I found this post by an ex-MS, now google, employee, interesting- he talks about how a patch by a google employee gets to users within days, while a patch by MS core OS employees sits around for years. I know corporate types claim to hate regular updates, but they are growing increasingly accepting of them in a web context, and it seems like linux distros have the ability (if they tried) to offer regular, quick, well-tested fixes. It obviously isn’t something that has commercial potential right now, but I’m surprised no one is at least testing it/poking at the idea (as far as I know), given that everyone has the (non-QA) infrastructure for it.
On a less idle note, I hate it when people have an opportunity to participate in something, are well aware it is going on, and instead of participating, just go and shit on the outcome. I know people are busy, but… c’mon. At least be constructive, like Bryan. Thanks, Bryan. :)

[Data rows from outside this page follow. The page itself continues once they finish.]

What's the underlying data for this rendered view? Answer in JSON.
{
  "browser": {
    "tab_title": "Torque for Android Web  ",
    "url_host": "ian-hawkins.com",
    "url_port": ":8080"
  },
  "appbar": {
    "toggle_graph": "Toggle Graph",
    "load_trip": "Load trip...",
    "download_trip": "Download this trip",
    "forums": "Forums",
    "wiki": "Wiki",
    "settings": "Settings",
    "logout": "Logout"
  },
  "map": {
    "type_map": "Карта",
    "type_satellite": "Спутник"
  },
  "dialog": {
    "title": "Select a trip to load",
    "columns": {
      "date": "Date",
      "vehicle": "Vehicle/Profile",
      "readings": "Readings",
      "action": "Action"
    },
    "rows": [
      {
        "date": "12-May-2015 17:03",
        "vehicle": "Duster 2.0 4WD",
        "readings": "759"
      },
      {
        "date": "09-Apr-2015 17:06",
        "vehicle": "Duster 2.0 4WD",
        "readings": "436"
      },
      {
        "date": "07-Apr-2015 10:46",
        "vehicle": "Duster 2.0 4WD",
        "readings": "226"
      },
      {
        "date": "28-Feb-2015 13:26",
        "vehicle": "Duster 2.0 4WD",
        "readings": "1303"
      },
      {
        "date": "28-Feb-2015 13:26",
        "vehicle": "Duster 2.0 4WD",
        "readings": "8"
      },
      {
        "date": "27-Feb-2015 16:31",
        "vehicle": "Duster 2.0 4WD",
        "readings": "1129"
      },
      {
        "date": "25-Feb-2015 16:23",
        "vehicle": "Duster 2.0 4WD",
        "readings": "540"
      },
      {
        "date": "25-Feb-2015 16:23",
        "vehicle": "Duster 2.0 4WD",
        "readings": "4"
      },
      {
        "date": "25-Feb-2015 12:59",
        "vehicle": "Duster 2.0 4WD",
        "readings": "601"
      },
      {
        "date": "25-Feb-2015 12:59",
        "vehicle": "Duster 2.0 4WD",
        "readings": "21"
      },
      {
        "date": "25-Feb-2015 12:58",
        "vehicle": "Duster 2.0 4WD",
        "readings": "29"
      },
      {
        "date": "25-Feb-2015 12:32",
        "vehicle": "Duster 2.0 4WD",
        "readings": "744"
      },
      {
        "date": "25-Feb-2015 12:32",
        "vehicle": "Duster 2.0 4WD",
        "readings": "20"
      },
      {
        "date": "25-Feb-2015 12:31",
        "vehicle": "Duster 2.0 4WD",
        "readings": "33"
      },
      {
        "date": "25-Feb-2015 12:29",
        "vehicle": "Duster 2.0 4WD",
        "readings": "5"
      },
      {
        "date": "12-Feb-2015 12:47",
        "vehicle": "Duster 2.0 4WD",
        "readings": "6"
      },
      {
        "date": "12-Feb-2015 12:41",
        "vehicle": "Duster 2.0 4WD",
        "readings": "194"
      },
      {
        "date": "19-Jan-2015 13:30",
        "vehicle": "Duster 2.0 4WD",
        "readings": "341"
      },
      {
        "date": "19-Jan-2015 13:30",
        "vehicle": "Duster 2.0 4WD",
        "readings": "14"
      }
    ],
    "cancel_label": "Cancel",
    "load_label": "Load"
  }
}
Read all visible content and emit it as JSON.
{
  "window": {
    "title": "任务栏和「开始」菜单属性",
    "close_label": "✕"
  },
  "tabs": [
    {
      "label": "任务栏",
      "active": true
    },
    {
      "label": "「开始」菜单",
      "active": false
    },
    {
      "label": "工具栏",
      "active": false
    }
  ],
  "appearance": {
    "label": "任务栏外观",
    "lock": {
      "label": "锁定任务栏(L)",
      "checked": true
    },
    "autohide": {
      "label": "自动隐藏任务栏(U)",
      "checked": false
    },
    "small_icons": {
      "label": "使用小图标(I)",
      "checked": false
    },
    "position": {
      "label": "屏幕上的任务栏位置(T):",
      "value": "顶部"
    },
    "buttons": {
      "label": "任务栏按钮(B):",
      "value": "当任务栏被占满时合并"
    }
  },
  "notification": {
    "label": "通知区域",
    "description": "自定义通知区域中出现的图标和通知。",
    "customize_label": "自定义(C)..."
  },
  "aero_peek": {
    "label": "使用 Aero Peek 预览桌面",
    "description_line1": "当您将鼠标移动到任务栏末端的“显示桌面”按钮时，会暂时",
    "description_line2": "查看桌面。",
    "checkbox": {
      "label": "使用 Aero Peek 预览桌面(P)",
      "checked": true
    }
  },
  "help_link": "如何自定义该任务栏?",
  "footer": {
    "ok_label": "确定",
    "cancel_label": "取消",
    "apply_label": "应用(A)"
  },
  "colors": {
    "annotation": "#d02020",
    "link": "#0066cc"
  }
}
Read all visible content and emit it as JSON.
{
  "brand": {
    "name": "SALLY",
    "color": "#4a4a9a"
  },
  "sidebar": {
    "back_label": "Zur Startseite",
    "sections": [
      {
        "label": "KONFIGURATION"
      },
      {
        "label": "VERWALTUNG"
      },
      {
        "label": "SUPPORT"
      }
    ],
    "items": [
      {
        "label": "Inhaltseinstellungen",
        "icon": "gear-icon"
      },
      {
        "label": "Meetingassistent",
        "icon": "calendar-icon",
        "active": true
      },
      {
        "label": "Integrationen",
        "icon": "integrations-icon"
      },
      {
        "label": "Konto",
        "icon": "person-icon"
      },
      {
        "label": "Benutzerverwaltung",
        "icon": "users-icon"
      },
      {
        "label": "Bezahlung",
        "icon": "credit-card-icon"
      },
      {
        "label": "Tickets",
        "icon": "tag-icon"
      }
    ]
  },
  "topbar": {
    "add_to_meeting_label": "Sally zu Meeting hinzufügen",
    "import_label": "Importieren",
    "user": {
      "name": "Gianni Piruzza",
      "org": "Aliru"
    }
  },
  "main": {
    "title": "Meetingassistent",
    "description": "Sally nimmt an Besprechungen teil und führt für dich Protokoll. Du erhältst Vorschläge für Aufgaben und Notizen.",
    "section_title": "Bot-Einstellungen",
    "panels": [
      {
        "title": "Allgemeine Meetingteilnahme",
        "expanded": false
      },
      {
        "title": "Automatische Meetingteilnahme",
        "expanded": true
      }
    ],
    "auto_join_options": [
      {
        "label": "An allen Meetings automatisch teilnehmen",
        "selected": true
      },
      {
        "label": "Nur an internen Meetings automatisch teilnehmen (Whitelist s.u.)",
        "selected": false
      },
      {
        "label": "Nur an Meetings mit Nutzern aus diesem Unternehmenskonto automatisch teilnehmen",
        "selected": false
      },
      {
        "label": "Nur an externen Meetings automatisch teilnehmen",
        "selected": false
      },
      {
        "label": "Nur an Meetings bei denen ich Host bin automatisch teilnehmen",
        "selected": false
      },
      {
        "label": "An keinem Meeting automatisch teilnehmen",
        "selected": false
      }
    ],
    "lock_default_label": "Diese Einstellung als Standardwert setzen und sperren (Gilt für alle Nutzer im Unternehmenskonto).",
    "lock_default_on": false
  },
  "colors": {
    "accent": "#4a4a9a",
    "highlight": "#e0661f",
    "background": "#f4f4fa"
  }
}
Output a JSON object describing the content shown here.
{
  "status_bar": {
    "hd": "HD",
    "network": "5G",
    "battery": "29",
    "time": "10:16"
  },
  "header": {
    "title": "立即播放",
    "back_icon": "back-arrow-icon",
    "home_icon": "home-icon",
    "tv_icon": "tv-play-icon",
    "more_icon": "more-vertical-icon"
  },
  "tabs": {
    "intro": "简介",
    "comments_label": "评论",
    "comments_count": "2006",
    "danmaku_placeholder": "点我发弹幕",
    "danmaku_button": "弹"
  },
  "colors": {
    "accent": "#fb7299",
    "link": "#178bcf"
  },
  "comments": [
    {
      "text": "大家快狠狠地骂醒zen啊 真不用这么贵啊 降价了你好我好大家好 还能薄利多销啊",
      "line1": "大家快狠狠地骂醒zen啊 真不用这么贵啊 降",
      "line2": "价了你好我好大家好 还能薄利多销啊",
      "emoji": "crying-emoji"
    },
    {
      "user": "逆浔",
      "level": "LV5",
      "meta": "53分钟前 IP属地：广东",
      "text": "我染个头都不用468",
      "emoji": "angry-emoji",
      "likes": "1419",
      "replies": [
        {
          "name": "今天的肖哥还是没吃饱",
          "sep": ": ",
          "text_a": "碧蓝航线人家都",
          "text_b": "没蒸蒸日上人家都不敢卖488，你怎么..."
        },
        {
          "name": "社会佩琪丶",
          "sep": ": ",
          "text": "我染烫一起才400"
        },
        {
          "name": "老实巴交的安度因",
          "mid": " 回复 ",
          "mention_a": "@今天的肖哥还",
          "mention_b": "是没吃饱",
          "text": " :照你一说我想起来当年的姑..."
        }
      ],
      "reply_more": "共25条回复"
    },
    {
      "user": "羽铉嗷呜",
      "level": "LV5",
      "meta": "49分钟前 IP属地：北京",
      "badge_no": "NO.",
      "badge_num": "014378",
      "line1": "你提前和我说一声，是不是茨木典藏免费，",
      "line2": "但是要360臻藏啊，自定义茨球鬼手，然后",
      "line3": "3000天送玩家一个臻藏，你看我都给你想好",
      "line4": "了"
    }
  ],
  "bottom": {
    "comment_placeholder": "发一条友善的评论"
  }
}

On a more constructive note of my own, I’ve checked in the tiny little bit of microtinder work I once did (I’m going to try to get it running again for 2.11, but not any time in the very short-term future) and dumped a big pile of liveCD stuff into CVS too, in livecd-project. Hopefully that’ll help those move forward and proof them against drive crashes and such.
 Well, not well-tested, but LDTP + staged dogfooding could in theory alleviate big chunks, if not all, of that problem.